Terlepas dari seseorang tahu atau tidak, memiliki narkotika golongan I sudah termasuk pelanggaran pidana.
Kasus penanaman ganja tanpa izin oleh anggota masyarakat bukan hal baru. Dari catatan Kompas, Polres Kota Yogyakarta menangkap dua seniman di Sewon, Bantul, DI Yogyakarta, karena menanam ganja untuk konsumsi pribadi. Mengonsumsi ganja dianggap dapat membantu menciptakan karya (Kompas, 23 Oktober 2018).
Pegawai negeri sipil di Kabupaten Sanggau, Fidelis Arie Suderwato, juga dihukum penjara 8 bulan dengan denda Rp 1 miliar karena menanam ganja untuk pengobatan istrinya yang menderita kanker di Kabupaten Sanggau, Kalimantan Tengah (Kompas, 5 Agustus 2018).
Dari hasil tes urine, HAR dan A tidak mengonsumsi ganja. Polisi mengumpulkan barang bukti berupa lahan 300 meter persegi tanpa izin, 122 bungkus tanah dalam polybag yang telah diberi bibit ganja, 14 batang pohon ganja, 7 bibit ganja, 5 gulung polybag, pupuk urea, serta peralatan pertanian.
Atas perbuatan mereka, HAR dan A terancam hukuman maksimal 20 tahun penjara sesuai dengan Pasal 111 Ayat 2 atau Pasal 114 Ayat 1 Undang-Undang Nomor 35 Tahun 2009.
Hingga kini, tim Reserse Narkoba Polres Bogor masih menyisir lahan Perhutani dengan mengerahkan anggota serta menggunakan pesawat nirawak (drone). Andi menduga, HAR akan memindahkan ganja yang ditumbuhkan itu ke sebuah ladang. Namun, ladang tersebut belum ditemukan.
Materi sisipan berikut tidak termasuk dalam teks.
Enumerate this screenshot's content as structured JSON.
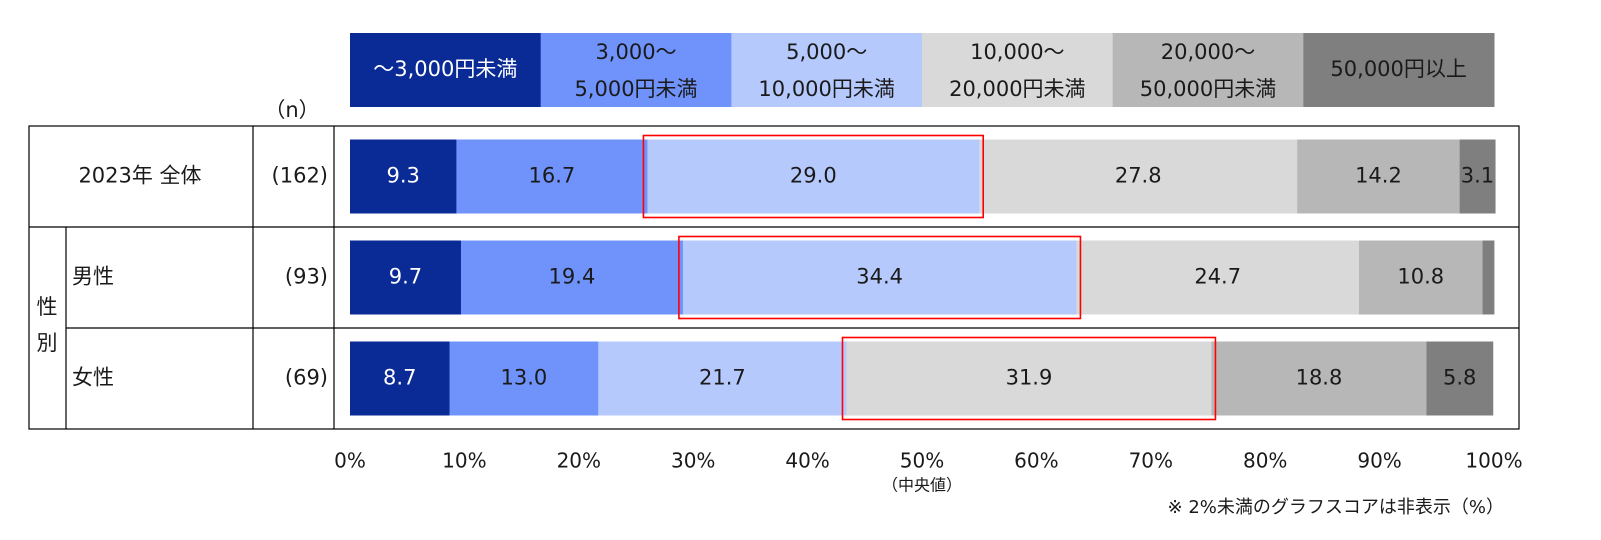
{
  "chart_data": {
    "type": "stacked-bar-100",
    "orientation": "horizontal",
    "n_header": "（n）",
    "legend": [
      {
        "line1": "～3,000円未満",
        "line2": "",
        "color": "#0a2a96",
        "text_color": "#ffffff"
      },
      {
        "line1": "3,000～",
        "line2": "5,000円未満",
        "color": "#6f93fb",
        "text_color": "#1a1a1a"
      },
      {
        "line1": "5,000～",
        "line2": "10,000円未満",
        "color": "#b6c9fd",
        "text_color": "#1a1a1a"
      },
      {
        "line1": "10,000～",
        "line2": "20,000円未満",
        "color": "#d9d9d9",
        "text_color": "#1a1a1a"
      },
      {
        "line1": "20,000～",
        "line2": "50,000円未満",
        "color": "#b7b7b7",
        "text_color": "#1a1a1a"
      },
      {
        "line1": "50,000円以上",
        "line2": "",
        "color": "#7f7f7f",
        "text_color": "#1a1a1a"
      }
    ],
    "group_label": [
      "性",
      "別"
    ],
    "rows": [
      {
        "label": "2023年 全体",
        "n": "(162)",
        "group": false,
        "values": [
          9.3,
          16.7,
          29.0,
          27.8,
          14.2,
          3.1
        ],
        "labels": [
          "9.3",
          "16.7",
          "29.0",
          "27.8",
          "14.2",
          "3.1"
        ],
        "median_segment": 2
      },
      {
        "label": "男性",
        "n": "(93)",
        "group": true,
        "values": [
          9.7,
          19.4,
          34.4,
          24.7,
          10.8,
          1.0
        ],
        "labels": [
          "9.7",
          "19.4",
          "34.4",
          "24.7",
          "10.8",
          ""
        ],
        "median_segment": 2
      },
      {
        "label": "女性",
        "n": "(69)",
        "group": true,
        "values": [
          8.7,
          13.0,
          21.7,
          31.9,
          18.8,
          5.8
        ],
        "labels": [
          "8.7",
          "13.0",
          "21.7",
          "31.9",
          "18.8",
          "5.8"
        ],
        "median_segment": 3
      }
    ],
    "x_ticks": [
      "0%",
      "10%",
      "20%",
      "30%",
      "40%",
      "50%",
      "60%",
      "70%",
      "80%",
      "90%",
      "100%"
    ],
    "x_range": [
      0,
      100
    ],
    "median_tick_note": "（中央値）",
    "highlight_color": "#ff0000",
    "footnote": "※ 2%未満のグラフスコアは非表示（%）"
  }
}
Meskipun lahan pembibitan ganja tersebut ditemukan di area milik Perhutani, lanjut Andi, belum ada dugaan keterlibatan personel badan usaha milik negara tersebut. ”Sementara kami menduga ini tindakan oknum masyarakat yang tidak bertanggung jawab saja,” katanya.
Pohon qat
Dalam operasi yang sama, Polres Bogor juga meringkus ES pada 27 November 2018 di Dusun Tugu Utara, Cisarua, atas kepemilikan 127 batang pohon qat yang mengandung zat katinona dan termasuk narkotika golongan I. Ratusan pohon tersebut ditanam di lahan seluas 50 meter persegi di dekat vila-vila Tjokro, Puncak.
Sama seperti tanaman ganja HAR, pohon qat milik ES masih dalam fase pertumbuhan dan belum diolah untuk konsumsi narkotika. Polisi belum dapat menghitung nilainya dalam rupiah. Tersangka telah menjalani tes urine dan terbukti tidak menggunakan jenis narkotika yang ditanamnya.
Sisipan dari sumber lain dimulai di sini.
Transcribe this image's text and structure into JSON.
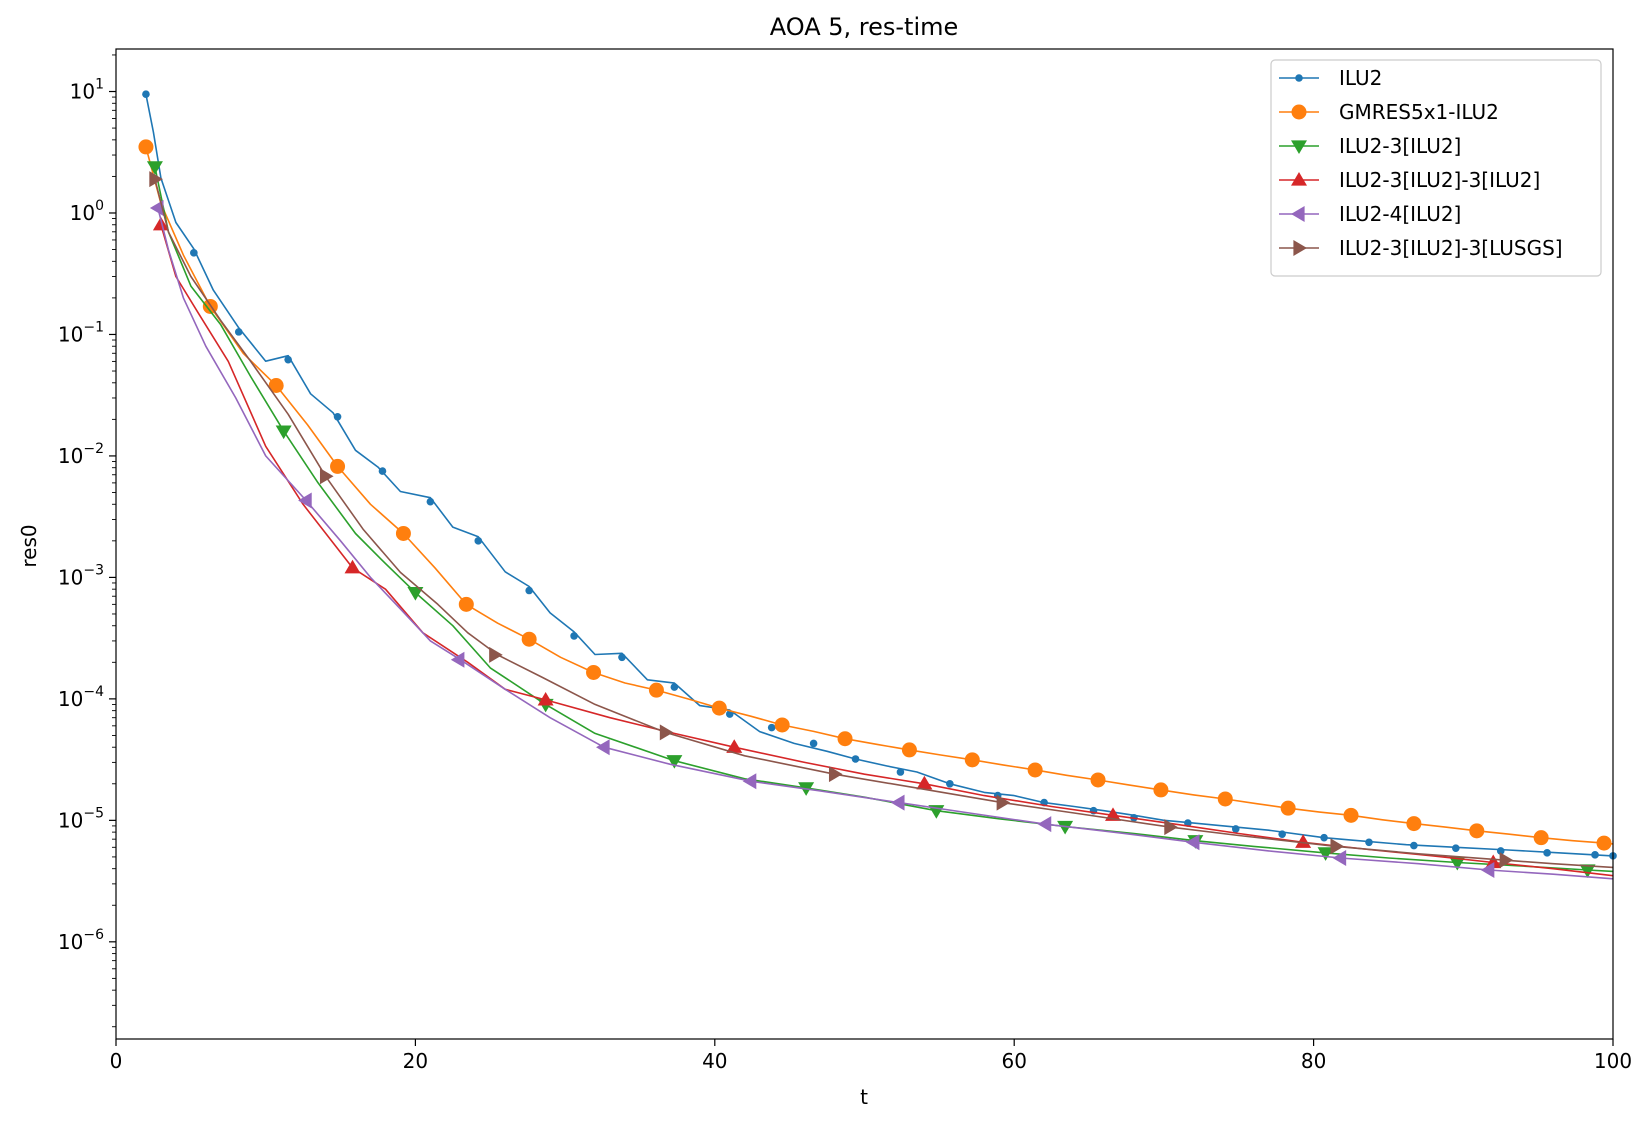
{
  "chart_data": {
    "type": "line",
    "title": "AOA 5, res-time",
    "xlabel": "t",
    "ylabel": "res0",
    "yscale": "log",
    "xlim": [
      0,
      100
    ],
    "ylim_exp": [
      -6.8,
      1.35
    ],
    "x_ticks": [
      {
        "value": 0,
        "label": "0"
      },
      {
        "value": 20,
        "label": "20"
      },
      {
        "value": 40,
        "label": "40"
      },
      {
        "value": 60,
        "label": "60"
      },
      {
        "value": 80,
        "label": "80"
      },
      {
        "value": 100,
        "label": "100"
      }
    ],
    "y_ticks": [
      {
        "exp": 1,
        "base": "10",
        "sup": "1"
      },
      {
        "exp": 0,
        "base": "10",
        "sup": "0"
      },
      {
        "exp": -1,
        "base": "10",
        "sup": "−1"
      },
      {
        "exp": -2,
        "base": "10",
        "sup": "−2"
      },
      {
        "exp": -3,
        "base": "10",
        "sup": "−3"
      },
      {
        "exp": -4,
        "base": "10",
        "sup": "−4"
      },
      {
        "exp": -5,
        "base": "10",
        "sup": "−5"
      },
      {
        "exp": -6,
        "base": "10",
        "sup": "−6"
      }
    ],
    "legend_position": "top-right",
    "series": [
      {
        "name": "ILU2",
        "color": "#1f77b4",
        "marker": "dot",
        "x": [
          2.0,
          2.5,
          3.0,
          4.0,
          5.2,
          6.5,
          8.2,
          10.0,
          11.5,
          13.0,
          14.5,
          16.0,
          17.5,
          19.0,
          21.0,
          22.5,
          24.2,
          26.0,
          27.6,
          29.0,
          30.6,
          32.0,
          33.8,
          35.5,
          37.3,
          39.0,
          41.0,
          43.0,
          45.3,
          47.5,
          49.4,
          51.5,
          53.5,
          55.7,
          58.0,
          60.0,
          62.0,
          64.0,
          66.0,
          68.0,
          70.0,
          72.0,
          74.0,
          77.0,
          80.7,
          83.0,
          86.2,
          89.5,
          93.0,
          96.5,
          100.0
        ],
        "y": [
          9.5,
          5.0,
          1.8,
          0.9,
          0.47,
          0.25,
          0.105,
          0.065,
          0.062,
          0.035,
          0.021,
          0.012,
          0.0075,
          0.0055,
          0.0042,
          0.0028,
          0.002,
          0.0012,
          0.00078,
          0.00055,
          0.00033,
          0.00025,
          0.00022,
          0.000155,
          0.000125,
          9.5e-05,
          7.5e-05,
          5.8e-05,
          4.3e-05,
          3.7e-05,
          3.2e-05,
          2.8e-05,
          2.5e-05,
          2e-05,
          1.7e-05,
          1.6e-05,
          1.4e-05,
          1.3e-05,
          1.2e-05,
          1.1e-05,
          1e-05,
          9.5e-06,
          9e-06,
          8.3e-06,
          7.2e-06,
          6.8e-06,
          6.3e-06,
          6e-06,
          5.7e-06,
          5.4e-06,
          5.1e-06
        ],
        "marker_x": [
          2.0,
          5.2,
          8.2,
          11.5,
          14.8,
          17.8,
          21.0,
          24.2,
          27.6,
          30.6,
          33.8,
          37.3,
          41.0,
          43.8,
          46.6,
          49.4,
          52.4,
          55.7,
          58.9,
          62.0,
          65.3,
          68.0,
          71.6,
          74.8,
          77.9,
          80.7,
          83.7,
          86.7,
          89.5,
          92.5,
          95.6,
          98.8,
          100.0
        ],
        "marker_y": [
          9.5,
          0.47,
          0.105,
          0.062,
          0.021,
          0.0075,
          0.0042,
          0.002,
          0.00078,
          0.00033,
          0.00022,
          0.000125,
          7.5e-05,
          5.8e-05,
          4.3e-05,
          3.2e-05,
          2.5e-05,
          2e-05,
          1.6e-05,
          1.4e-05,
          1.2e-05,
          1.05e-05,
          9.5e-06,
          8.5e-06,
          7.7e-06,
          7.2e-06,
          6.6e-06,
          6.2e-06,
          5.9e-06,
          5.6e-06,
          5.4e-06,
          5.2e-06,
          5.1e-06
        ]
      },
      {
        "name": "GMRES5x1-ILU2",
        "color": "#ff7f0e",
        "marker": "circle",
        "x": [
          2.0,
          3.0,
          4.5,
          6.3,
          8.5,
          10.7,
          12.8,
          14.8,
          17.0,
          19.2,
          21.3,
          23.4,
          25.5,
          27.6,
          29.7,
          31.9,
          34.0,
          36.1,
          38.2,
          40.3,
          42.4,
          44.5,
          46.6,
          48.7,
          50.9,
          53.0,
          55.1,
          57.2,
          59.3,
          61.4,
          63.5,
          65.6,
          67.7,
          69.8,
          72.0,
          74.1,
          76.2,
          78.3,
          80.4,
          82.5,
          84.6,
          86.7,
          88.8,
          90.9,
          93.0,
          95.2,
          97.3,
          99.4,
          100.0
        ],
        "y": [
          3.5,
          1.2,
          0.45,
          0.17,
          0.07,
          0.038,
          0.018,
          0.0082,
          0.004,
          0.0023,
          0.0012,
          0.0006,
          0.00042,
          0.00031,
          0.00022,
          0.000165,
          0.000135,
          0.000118,
          0.0001,
          8.4e-05,
          7.2e-05,
          6.1e-05,
          5.4e-05,
          4.7e-05,
          4.2e-05,
          3.8e-05,
          3.45e-05,
          3.15e-05,
          2.85e-05,
          2.6e-05,
          2.35e-05,
          2.15e-05,
          1.95e-05,
          1.78e-05,
          1.62e-05,
          1.5e-05,
          1.37e-05,
          1.26e-05,
          1.17e-05,
          1.1e-05,
          1.01e-05,
          9.4e-06,
          8.8e-06,
          8.2e-06,
          7.7e-06,
          7.2e-06,
          6.8e-06,
          6.5e-06,
          6.4e-06
        ],
        "marker_x": [
          2.0,
          6.3,
          10.7,
          14.8,
          19.2,
          23.4,
          27.6,
          31.9,
          36.1,
          40.3,
          44.5,
          48.7,
          53.0,
          57.2,
          61.4,
          65.6,
          69.8,
          74.1,
          78.3,
          82.5,
          86.7,
          90.9,
          95.2,
          99.4
        ],
        "marker_y": [
          3.5,
          0.17,
          0.038,
          0.0082,
          0.0023,
          0.0006,
          0.00031,
          0.000165,
          0.000118,
          8.4e-05,
          6.1e-05,
          4.7e-05,
          3.8e-05,
          3.15e-05,
          2.6e-05,
          2.15e-05,
          1.78e-05,
          1.5e-05,
          1.26e-05,
          1.1e-05,
          9.4e-06,
          8.2e-06,
          7.2e-06,
          6.5e-06
        ]
      },
      {
        "name": "ILU2-3[ILU2]",
        "color": "#2ca02c",
        "marker": "triangle-down",
        "x": [
          2.6,
          3.5,
          5.0,
          7.0,
          9.0,
          11.2,
          13.5,
          16.0,
          18.0,
          20.0,
          22.5,
          25.0,
          28.7,
          32.0,
          37.3,
          42.0,
          46.1,
          50.0,
          54.8,
          59.0,
          63.4,
          68.0,
          72.1,
          76.0,
          80.8,
          85.0,
          89.6,
          94.0,
          98.3,
          100.0
        ],
        "y": [
          2.4,
          0.7,
          0.25,
          0.12,
          0.045,
          0.016,
          0.006,
          0.0023,
          0.0013,
          0.00075,
          0.0004,
          0.00018,
          9e-05,
          5.2e-05,
          3.1e-05,
          2.2e-05,
          1.85e-05,
          1.55e-05,
          1.2e-05,
          1.03e-05,
          8.9e-06,
          7.8e-06,
          6.8e-06,
          6.1e-06,
          5.4e-06,
          4.9e-06,
          4.5e-06,
          4.2e-06,
          3.9e-06,
          3.8e-06
        ],
        "marker_x": [
          2.6,
          11.2,
          20.0,
          28.7,
          37.3,
          46.1,
          54.8,
          63.4,
          72.1,
          80.8,
          89.6,
          98.3
        ],
        "marker_y": [
          2.4,
          0.016,
          0.00075,
          9e-05,
          3.1e-05,
          1.85e-05,
          1.2e-05,
          8.9e-06,
          6.8e-06,
          5.4e-06,
          4.5e-06,
          3.9e-06
        ]
      },
      {
        "name": "ILU2-3[ILU2]-3[ILU2]",
        "color": "#d62728",
        "marker": "triangle-up",
        "x": [
          3.0,
          4.0,
          5.5,
          7.5,
          10.0,
          12.5,
          15.8,
          18.0,
          20.5,
          23.5,
          26.0,
          28.7,
          33.0,
          37.0,
          41.3,
          46.0,
          50.0,
          54.0,
          58.0,
          62.5,
          66.6,
          71.0,
          75.0,
          79.3,
          84.0,
          88.0,
          92.0,
          96.0,
          100.0
        ],
        "y": [
          0.8,
          0.3,
          0.15,
          0.06,
          0.012,
          0.004,
          0.0012,
          0.0008,
          0.00035,
          0.0002,
          0.00012,
          9.8e-05,
          7e-05,
          5.3e-05,
          4e-05,
          3e-05,
          2.4e-05,
          2e-05,
          1.6e-05,
          1.3e-05,
          1.1e-05,
          9.2e-06,
          7.8e-06,
          6.6e-06,
          5.7e-06,
          5.1e-06,
          4.5e-06,
          4e-06,
          3.5e-06
        ],
        "marker_x": [
          3.0,
          15.8,
          28.7,
          41.3,
          54.0,
          66.6,
          79.3,
          92.0
        ],
        "marker_y": [
          0.8,
          0.0012,
          9.8e-05,
          4e-05,
          2e-05,
          1.1e-05,
          6.6e-06,
          4.5e-06
        ]
      },
      {
        "name": "ILU2-4[ILU2]",
        "color": "#9467bd",
        "marker": "triangle-left",
        "x": [
          2.8,
          3.5,
          4.5,
          6.0,
          8.0,
          10.0,
          12.7,
          15.0,
          17.0,
          19.0,
          21.0,
          23.0,
          26.0,
          29.0,
          32.6,
          37.0,
          42.4,
          47.0,
          52.3,
          57.0,
          62.1,
          67.0,
          72.0,
          77.0,
          81.8,
          87.0,
          91.7,
          96.0,
          100.0
        ],
        "y": [
          1.1,
          0.5,
          0.2,
          0.08,
          0.03,
          0.01,
          0.0043,
          0.002,
          0.001,
          0.00055,
          0.0003,
          0.00021,
          0.00012,
          7e-05,
          4e-05,
          2.9e-05,
          2.1e-05,
          1.75e-05,
          1.4e-05,
          1.15e-05,
          9.3e-06,
          7.9e-06,
          6.6e-06,
          5.6e-06,
          4.9e-06,
          4.4e-06,
          3.9e-06,
          3.6e-06,
          3.3e-06
        ],
        "marker_x": [
          2.8,
          12.7,
          22.9,
          32.6,
          42.4,
          52.3,
          62.1,
          72.0,
          81.8,
          91.7
        ],
        "marker_y": [
          1.1,
          0.0043,
          0.00021,
          4e-05,
          2.1e-05,
          1.4e-05,
          9.3e-06,
          6.6e-06,
          4.9e-06,
          3.9e-06
        ]
      },
      {
        "name": "ILU2-3[ILU2]-3[LUSGS]",
        "color": "#8c564b",
        "marker": "triangle-right",
        "x": [
          2.6,
          3.5,
          5.0,
          7.0,
          9.0,
          11.5,
          14.0,
          16.5,
          19.0,
          21.5,
          23.5,
          25.5,
          28.5,
          32.0,
          36.7,
          42.0,
          48.0,
          54.0,
          59.2,
          64.0,
          70.4,
          75.0,
          81.5,
          87.0,
          92.8,
          96.0,
          100.0
        ],
        "y": [
          1.9,
          0.7,
          0.3,
          0.13,
          0.06,
          0.022,
          0.0068,
          0.0025,
          0.0011,
          0.0006,
          0.00035,
          0.00023,
          0.00015,
          9e-05,
          5.3e-05,
          3.4e-05,
          2.4e-05,
          1.8e-05,
          1.4e-05,
          1.15e-05,
          8.8e-06,
          7.5e-06,
          6.1e-06,
          5.3e-06,
          4.7e-06,
          4.4e-06,
          4.1e-06
        ],
        "marker_x": [
          2.6,
          14.0,
          25.3,
          36.7,
          48.0,
          59.2,
          70.4,
          81.5,
          92.8
        ],
        "marker_y": [
          1.9,
          0.0068,
          0.00023,
          5.3e-05,
          2.4e-05,
          1.4e-05,
          8.8e-06,
          6.1e-06,
          4.7e-06
        ]
      }
    ]
  }
}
Andi mengatakan, kasus serupa telah diungkap pada 2015. Penangkapan kali ini menunjukkan perlunya sosialisasi Badan Narkotika Nasional dan Polri kepada masyarakat agar tidak menanam tumbuhan yang tergolong narkotika golongan I.
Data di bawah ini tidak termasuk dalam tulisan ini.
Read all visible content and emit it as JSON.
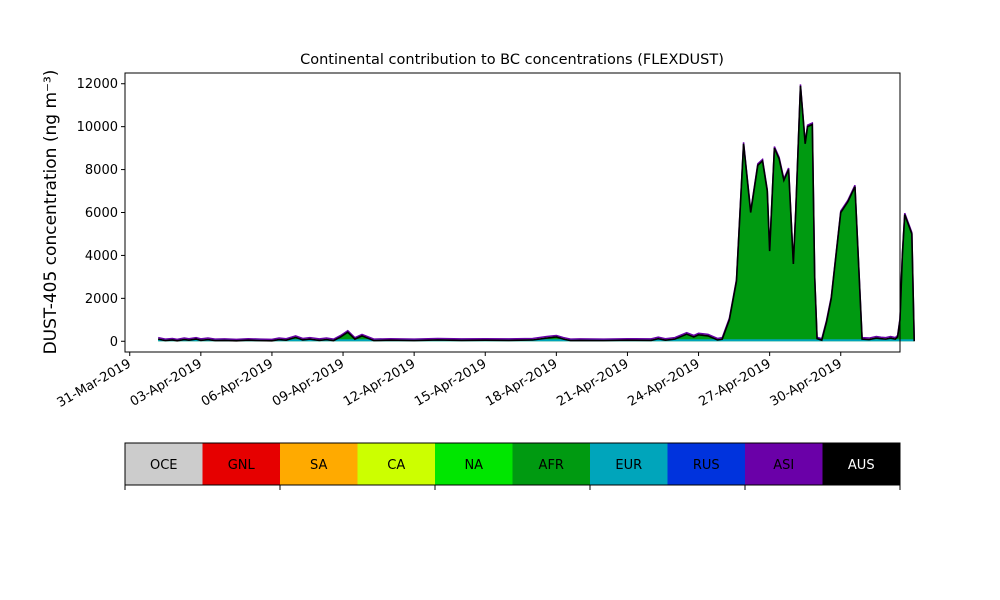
{
  "chart_data": {
    "type": "area",
    "title": "Continental contribution to BC concentrations (FLEXDUST)",
    "ylabel": "DUST-405 concentration (ng m⁻³)",
    "xlabel": "",
    "ylim": [
      -500,
      12500
    ],
    "y_ticks": [
      0,
      2000,
      4000,
      6000,
      8000,
      10000,
      12000
    ],
    "x_ticks": [
      "31-Mar-2019",
      "03-Apr-2019",
      "06-Apr-2019",
      "09-Apr-2019",
      "12-Apr-2019",
      "15-Apr-2019",
      "18-Apr-2019",
      "21-Apr-2019",
      "24-Apr-2019",
      "27-Apr-2019",
      "30-Apr-2019"
    ],
    "xlim_days": [
      30.8,
      63.5
    ],
    "grid": false,
    "stacked": true,
    "legend_placement": "colorbar-below",
    "categories": [
      "OCE",
      "GNL",
      "SA",
      "CA",
      "NA",
      "AFR",
      "EUR",
      "RUS",
      "ASI",
      "AUS"
    ],
    "colors": [
      "#cccccc",
      "#e60000",
      "#ffaa00",
      "#ccff00",
      "#00e600",
      "#009a11",
      "#00a5bb",
      "#0033dd",
      "#6a00a8",
      "#000000"
    ],
    "total_series": {
      "name": "",
      "day_of_month_march_offset": [
        32.2,
        32.5,
        32.8,
        33.0,
        33.3,
        33.5,
        33.8,
        34.0,
        34.3,
        34.6,
        35.0,
        35.5,
        36.0,
        36.5,
        37.0,
        37.3,
        37.6,
        38.0,
        38.3,
        38.6,
        39.0,
        39.3,
        39.6,
        39.9,
        40.2,
        40.5,
        40.8,
        41.3,
        42.0,
        43.0,
        44.0,
        45.0,
        46.0,
        47.0,
        48.0,
        48.6,
        49.0,
        49.3,
        49.6,
        50.0,
        51.0,
        52.0,
        53.0,
        53.3,
        53.6,
        54.0,
        54.5,
        54.8,
        55.0,
        55.4,
        55.8,
        56.0,
        56.3,
        56.6,
        56.9,
        57.2,
        57.5,
        57.7,
        57.9,
        58.0,
        58.2,
        58.4,
        58.6,
        58.8,
        59.0,
        59.1,
        59.3,
        59.5,
        59.6,
        59.8,
        59.9,
        60.0,
        60.2,
        60.4,
        60.6,
        60.8,
        61.0,
        61.3,
        61.6,
        61.9,
        62.2,
        62.5,
        62.7,
        62.9,
        63.1,
        63.3,
        63.4,
        63.5,
        63.6,
        63.7,
        63.8,
        63.9,
        64.0,
        64.1
      ],
      "values": [
        100,
        30,
        60,
        20,
        80,
        50,
        100,
        40,
        80,
        30,
        40,
        20,
        50,
        30,
        20,
        80,
        50,
        180,
        60,
        100,
        40,
        80,
        30,
        200,
        420,
        100,
        250,
        30,
        50,
        30,
        60,
        40,
        50,
        40,
        60,
        150,
        200,
        100,
        30,
        40,
        30,
        50,
        40,
        120,
        50,
        100,
        330,
        200,
        300,
        250,
        60,
        100,
        1000,
        2800,
        9200,
        6000,
        8200,
        8400,
        7000,
        4200,
        9000,
        8500,
        7500,
        8000,
        3600,
        6000,
        11900,
        9200,
        10000,
        10100,
        3000,
        120,
        50,
        900,
        2000,
        4000,
        6000,
        6500,
        7200,
        100,
        80,
        150,
        120,
        100,
        150,
        100,
        200,
        1000,
        4000,
        5900,
        5600,
        5300,
        5000,
        0
      ]
    },
    "notes_visible": "Stack dominated by AFR; thin EUR/ASI layers near baseline; AUS outline"
  }
}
”Undang-Undang Nomor 35 Tahun 2009 itu sudah di-juncto-kan ke Peraturan Menteri Kesehatan Nomor 20 Tahun 2018 sehingga katinona termasuk narkotika golongan I. Kita harus sampaikan ini kepada masyarakat agar tidak salah kaprah karena bentuk daun qat seperti daun teh,” ucap Andi.
Ia menduga, bibit pohon qat dibawa para ekspatriat Timur Tengah yang tinggal di kawasan Puncak. Pohon tersebut berasal dari Afrika dan daerah Teluk Arab.
Termasuk ketiga pemilik tanaman tersebut, Polres Bogor telah menangkap total 28 tersangka dari 30 kasus narkotika dengan barang bukti 20,95 gram sabu, 55,30 gram ganja, 11,99 gram sinte, 1.158 butir heximer, 104 butur tramadol, dan 22 butir trihexyphenidyl.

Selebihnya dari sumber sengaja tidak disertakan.